What are your expectations, hopes and fears of how the Labour Party might change in the year ahead?
I see no indication that the Labour leadership is likely to change its foreign policy stance or that there is any significant push by grassroots members to get it to do so. There are, of course, party members who want change but they are not very active or well organised. Too many are Blairites and on the right of Labour. They oppose the whole Corbyn project, much of which I support.
On domestic policy, Corbyn and McDonnell are on the right track; especially with ideas like taking the railways back into public ownership, ending austerity, rebooting public services, employee representatives on company boards and workers being given a share of their company’s profits.
I despair at the way the Labour leadership risks throwing away the next election because of so many mistakes. With a divided Tory party, Brexit shambles and a decade that has slashed public services and seen the mega rich amass even greater wealth while average wages have mostly stagnated, Labour should be 20 points ahead of the Conservatives. Instead, they are barely level pegging in the polls.
There has been the woeful mishandling of the antisemitism row and Jeremy’s refusal to express any regret for his association with the anti-human rights, terrorist-supporting movements, Hamas and Hezbollah. He rightly and frequently condemns Israeli policies towards the Palestinians. But how many times has he also condemned Hezbollah and Hamas for killing civilians, promoting anti-Jewish propaganda, suppressing civil society and for abusing the human rights of women and LGBTs?
And what about the time Jeremy spoke at an event celebrating the 35th anniversary of the Islamist seizure of power in Iran in 1979? He never uttered a single word of criticism of that murderous, racist, sexist and homophobic dictatorship – a regime that hangs critics on trumped up charges, jails and tortures trade unionists and persecutes Sunni Muslims. How can any socialist collude in any way with such a vile clerical despotism?
If Jeremy expressed regret and remorse for this collusion, many people would forgive him and move on but he won’t. Sorry seems, for him, the hardest word to say.
Then there is Jeremy’s continued backing of the corrupt first-past-the-post electoral system, which has meant that no UK governing party has ever won a majority of the public vote since 1931. Every single one got to power based on a minority of the popular vote.
Labour’s commitment to proportional representation, similar to the system for the Scottish and London elections, is not only the right thing to do from a democratic perspective.
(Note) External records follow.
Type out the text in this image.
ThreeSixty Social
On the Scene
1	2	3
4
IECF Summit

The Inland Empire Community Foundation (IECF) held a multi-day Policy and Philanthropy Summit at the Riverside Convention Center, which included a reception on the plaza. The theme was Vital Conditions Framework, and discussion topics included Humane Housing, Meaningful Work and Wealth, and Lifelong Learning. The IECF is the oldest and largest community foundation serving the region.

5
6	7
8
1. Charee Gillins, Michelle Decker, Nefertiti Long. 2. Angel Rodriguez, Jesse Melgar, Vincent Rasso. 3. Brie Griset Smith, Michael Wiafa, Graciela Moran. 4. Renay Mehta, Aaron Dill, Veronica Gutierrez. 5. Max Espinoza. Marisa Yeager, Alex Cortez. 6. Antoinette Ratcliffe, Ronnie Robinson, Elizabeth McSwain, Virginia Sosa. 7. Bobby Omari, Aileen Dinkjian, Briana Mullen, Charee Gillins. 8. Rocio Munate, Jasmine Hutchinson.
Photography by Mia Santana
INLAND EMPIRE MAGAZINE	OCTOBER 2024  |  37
It would also win tactical votes from some Lib Dems and Greens, which could help secure Labour victory in marginal constituencies.
Nor will Jeremy back a progressive alliance of anti-Tory parties to oust the Conservatives from power. If parties agreed to stand down for each other in key constituencies to give the candidate most likely to defeat the Conservatives a free run, 30-50 Tory MPs could lose their seats and Labour would be more likely to be in pole position to form the next government.
Despite Labour’s sectarian intransigence, the Greens stood down for Labour in over 30 seats at the last election; helping Labour candidates to win. Not only did Labour not reciprocate, it did not offer a word of thanks. Instead it actively tried to boot out of parliament the Green MP, Caroline Lucas.
Jeremy’s inner circle seem to be stymied by a laager mentality where they react to often unjustified attacks by battening down the hatches and switching to defensive mode; even refusing to be interviewed to counter the smears thrown against him. I well remember Talk Radio telling me that in the 18 months after he ran for Labour leader Jeremy turned down over 30 requests for interviews. These were great opportunities to get his message direct to a vast radio audience but he apparently declined. This doesn’t make sense. A leader needs to communicate their ideas to the public and via live, uncensored interviews is one of the most effective ways to do this.
Despite my criticisms from a left-of-Labour perspective, I want Labour to win the next election but I fear that bad judgement, inconsistent policies and political sectarianism might lose it. That it heart-breaking because, given the Tory disarray, Labour should romp it.